Bien d'autres pensaient la même chose sans rien dire; l'inquiétude vous gagnait...
Nous trouvâmes le régiment au bivac, à deux portées de fusil de Kohlgarten. Le bataillon prit sa position à droite de la route, sur une colline.
Dans toutes les directions, on voyait les feux innombrables des armées dérouler leur fumée dans le ciel. Il tombait toujours de la bruine, et les hommes assis sur leurs sacs en face des petits feux, les bras croisés, semblaient tout rêveurs. Les officiers se réunissaient entre eux. On entendait répéter de tous les côtés qu'on n'avait jamais vu de guerre pareille... que c'était une guerre d'extermination... que cela ne faisait rien à l'ennemi d'être battu, et qu'il voulait seulement nous tuer du monde, sachant bien qu'à la fin il lui resterait quatre ou cinq fois plus d'hommes qu'à nous, et qu'il serait le maître.

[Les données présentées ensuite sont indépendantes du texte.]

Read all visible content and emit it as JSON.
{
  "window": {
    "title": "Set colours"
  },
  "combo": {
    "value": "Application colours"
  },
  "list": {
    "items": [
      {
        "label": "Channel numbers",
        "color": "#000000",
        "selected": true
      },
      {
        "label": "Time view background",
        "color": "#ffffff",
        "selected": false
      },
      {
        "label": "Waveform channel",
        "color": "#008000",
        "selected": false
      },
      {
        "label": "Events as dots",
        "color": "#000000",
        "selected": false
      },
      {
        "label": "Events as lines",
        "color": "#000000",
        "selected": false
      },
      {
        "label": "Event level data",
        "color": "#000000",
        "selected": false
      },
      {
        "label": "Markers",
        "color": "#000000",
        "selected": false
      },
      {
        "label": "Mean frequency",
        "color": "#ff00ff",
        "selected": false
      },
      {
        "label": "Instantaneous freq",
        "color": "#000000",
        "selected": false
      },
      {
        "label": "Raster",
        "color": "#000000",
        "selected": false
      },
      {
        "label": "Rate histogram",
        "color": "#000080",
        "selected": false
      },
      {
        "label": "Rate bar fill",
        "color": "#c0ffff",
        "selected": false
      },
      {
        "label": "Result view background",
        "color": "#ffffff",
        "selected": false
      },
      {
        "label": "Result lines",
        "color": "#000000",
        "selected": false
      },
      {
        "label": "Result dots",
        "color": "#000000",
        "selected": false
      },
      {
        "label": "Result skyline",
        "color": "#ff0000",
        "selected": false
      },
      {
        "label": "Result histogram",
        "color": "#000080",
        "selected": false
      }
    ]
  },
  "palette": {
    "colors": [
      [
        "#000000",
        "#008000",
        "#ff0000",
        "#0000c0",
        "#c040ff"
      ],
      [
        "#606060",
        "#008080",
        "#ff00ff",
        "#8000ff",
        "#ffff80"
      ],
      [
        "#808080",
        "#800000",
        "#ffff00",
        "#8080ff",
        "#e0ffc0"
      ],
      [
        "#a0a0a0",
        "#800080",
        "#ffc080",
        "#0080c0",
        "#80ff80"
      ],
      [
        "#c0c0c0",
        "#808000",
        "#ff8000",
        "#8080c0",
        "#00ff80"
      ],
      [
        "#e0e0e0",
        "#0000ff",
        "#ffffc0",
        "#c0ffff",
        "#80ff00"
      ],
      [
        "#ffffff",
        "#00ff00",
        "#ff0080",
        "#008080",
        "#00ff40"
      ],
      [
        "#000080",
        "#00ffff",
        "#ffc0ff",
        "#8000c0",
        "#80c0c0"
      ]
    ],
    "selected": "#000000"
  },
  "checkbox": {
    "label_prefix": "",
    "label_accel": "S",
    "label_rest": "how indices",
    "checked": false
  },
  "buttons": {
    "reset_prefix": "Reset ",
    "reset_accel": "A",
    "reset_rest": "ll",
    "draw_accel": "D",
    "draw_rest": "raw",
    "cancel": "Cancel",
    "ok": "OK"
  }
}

On disait aussi que l'Empereur avait gagné la bataille à Wachau contre les Autrichiens et les Russes; mais que cela ne servait à rien, puisque les autres ne s'en allaient pas et qu'ils attendaient des masses de renforts. Du côté de Mockern, on savait que nous avions perdu, malgré la belle défense de Marmont: l'ennemi nous avait écrasés sous le nombre. Nous n'avions eu qu'un seul véritable avantage en ce jour, c'était d'avoir conservé notre point de retraite sur Erfurt; car Ginlay n'avait pu s'emparer des ponts de l'Elster et de la Pleisse. Toute l'armée, depuis le simple soldat jusqu'au maréchal, pensait qu'il fallait battre en retraite le plus tôt possible, et que notre position était très mauvaise. Malheureusement l'Empereur pensait le contraire: il fallait rester!
Tout ce jour du 17, nous demeurâmes en position sans tirer un coup de fusil. – Quelques-uns parlaient de l'arrivée du général Reynier avec seize mille Saxons; mais la défection des Bavarois nous avait appris quelle confiance on pouvait avoir dans nos alliés.

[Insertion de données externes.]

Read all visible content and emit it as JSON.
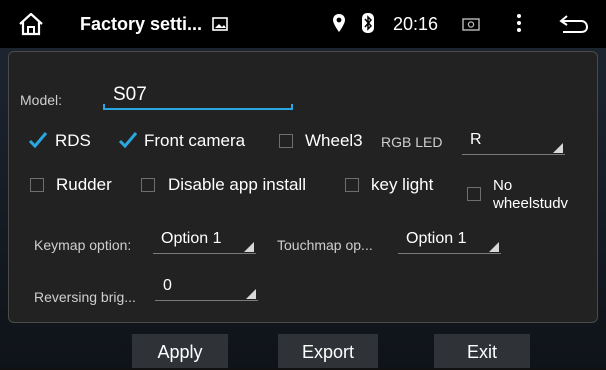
{
  "status_bar": {
    "title": "Factory setti...",
    "time": "20:16",
    "icons": [
      "home-icon",
      "image-icon",
      "location-icon",
      "bluetooth-icon",
      "screenshot-icon",
      "more-vert-icon",
      "back-icon"
    ]
  },
  "form": {
    "model": {
      "label": "Model:",
      "value": "S07"
    },
    "options_row1": [
      {
        "label": "RDS",
        "checked": true
      },
      {
        "label": "Front camera",
        "checked": true
      },
      {
        "label": "Wheel3",
        "checked": false
      }
    ],
    "rgb_led": {
      "label": "RGB LED",
      "value": "R"
    },
    "options_row2": [
      {
        "label": "Rudder",
        "checked": false
      },
      {
        "label": "Disable app install",
        "checked": false
      },
      {
        "label": "key light",
        "checked": false
      },
      {
        "label": "No wheelstudv",
        "checked": false
      }
    ],
    "keymap": {
      "label": "Keymap option:",
      "value": "Option 1"
    },
    "touchmap": {
      "label": "Touchmap op...",
      "value": "Option 1"
    },
    "reversing": {
      "label": "Reversing brig...",
      "value": "0"
    }
  },
  "buttons": {
    "apply": "Apply",
    "export": "Export",
    "exit": "Exit"
  },
  "colors": {
    "accent": "#2aa6e0",
    "panel": "#222222",
    "topbar": "#000000",
    "button": "#2f3338"
  }
}
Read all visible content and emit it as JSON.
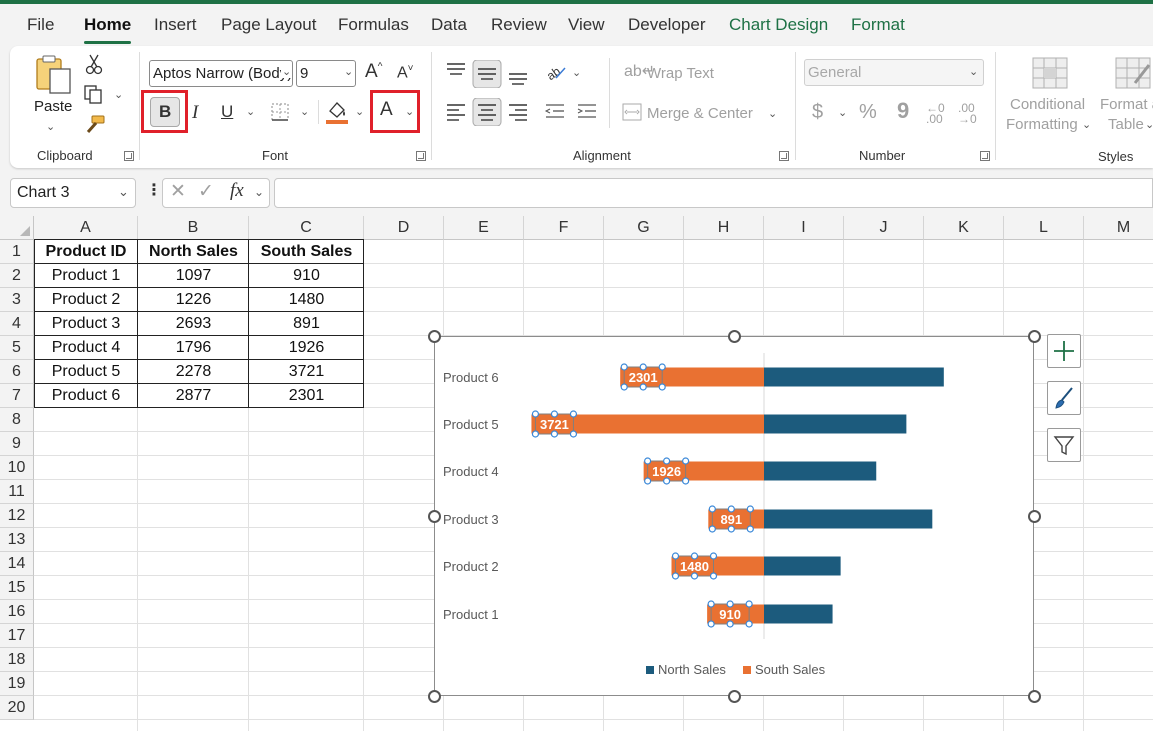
{
  "menu": {
    "tabs": [
      "File",
      "Home",
      "Insert",
      "Page Layout",
      "Formulas",
      "Data",
      "Review",
      "View",
      "Developer",
      "Chart Design",
      "Format"
    ],
    "active_tab": "Home"
  },
  "ribbon": {
    "clipboard": {
      "label": "Clipboard",
      "paste_label": "Paste"
    },
    "font": {
      "label": "Font",
      "font_name": "Aptos Narrow (Body)",
      "font_size": "9",
      "bold_glyph": "B",
      "italic_glyph": "I",
      "underline_glyph": "U",
      "font_color_glyph": "A",
      "grow_glyph": "A",
      "shrink_glyph": "A"
    },
    "alignment": {
      "label": "Alignment",
      "wrap_text": "Wrap Text",
      "merge_center": "Merge & Center"
    },
    "number": {
      "label": "Number",
      "format": "General",
      "currency": "$",
      "percent": "%",
      "comma": "9"
    },
    "styles": {
      "label": "Styles",
      "conditional_line1": "Conditional",
      "conditional_line2": "Formatting",
      "format_table_line1": "Format as",
      "format_table_line2": "Table"
    }
  },
  "formula_bar": {
    "name_box": "Chart 3",
    "fx": "fx",
    "formula": ""
  },
  "grid": {
    "columns": [
      "A",
      "B",
      "C",
      "D",
      "E",
      "F",
      "G",
      "H",
      "I",
      "J",
      "K",
      "L",
      "M"
    ],
    "rows": [
      "1",
      "2",
      "3",
      "4",
      "5",
      "6",
      "7",
      "8",
      "9",
      "10",
      "11",
      "12",
      "13",
      "14",
      "15",
      "16",
      "17",
      "18",
      "19",
      "20"
    ]
  },
  "table": {
    "headers": [
      "Product ID",
      "North Sales",
      "South Sales"
    ],
    "rows": [
      [
        "Product 1",
        "1097",
        "910"
      ],
      [
        "Product 2",
        "1226",
        "1480"
      ],
      [
        "Product 3",
        "2693",
        "891"
      ],
      [
        "Product 4",
        "1796",
        "1926"
      ],
      [
        "Product 5",
        "2278",
        "3721"
      ],
      [
        "Product 6",
        "2877",
        "2301"
      ]
    ]
  },
  "chart_data": {
    "type": "bar",
    "orientation": "horizontal-butterfly",
    "categories": [
      "Product 1",
      "Product 2",
      "Product 3",
      "Product 4",
      "Product 5",
      "Product 6"
    ],
    "series": [
      {
        "name": "North Sales",
        "values": [
          1097,
          1226,
          2693,
          1796,
          2278,
          2877
        ],
        "color": "#1c5b7d",
        "direction": "right"
      },
      {
        "name": "South Sales",
        "values": [
          910,
          1480,
          891,
          1926,
          3721,
          2301
        ],
        "color": "#e97132",
        "direction": "left",
        "data_labels": true
      }
    ],
    "legend": "bottom",
    "grid": false,
    "xlim": [
      -4000,
      4000
    ]
  }
}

Vers le soir, on annonça que l'on commençait à découvrir l'armée du nord sur le plateau de Breitenfeld: c'étaient soixante mille hommes de plus pour l'ennemi. Je crois entendre encore les malédictions qui s'élevaient contre Bernadotte, les cris d'indignation de tous ceux qui l'avaient connu simple officier du temps de la République et qui disaient: «Il nous doit tout; nous l'avons fait roi de notre propre sang, et maintenant il vient nous donner le coup de grâce!»
La nuit, il se fit un mouvement général en arrière; notre armée se resserra de plus en plus autour de Leipzig, ensuite tout revint calme. Mais cela ne vous empêchait pas de réfléchir; au contraire, chacun pensait dans le silence:
«Que va-t-il arriver demain? Est-ce qu'à cette même heure je verrai la lune monter entre les nuages comme je la vois? Est-ce que les étoiles brilleront encore pour mes yeux?»
Et quand on regardait, dans la nuit sombre, ce grand cercle de feu qui nous entourait sur une étendue de près de six lieues, on s'écriait en soi-même:
«Maintenant tout l'univers est contre nous, tous les peuples demandent notre extermination... ils ne veulent plus de notre gloire!»
On songeait ensuite qu'on avait pourtant l'honneur d'être Français, et qu'il fallait vaincre ou mourir.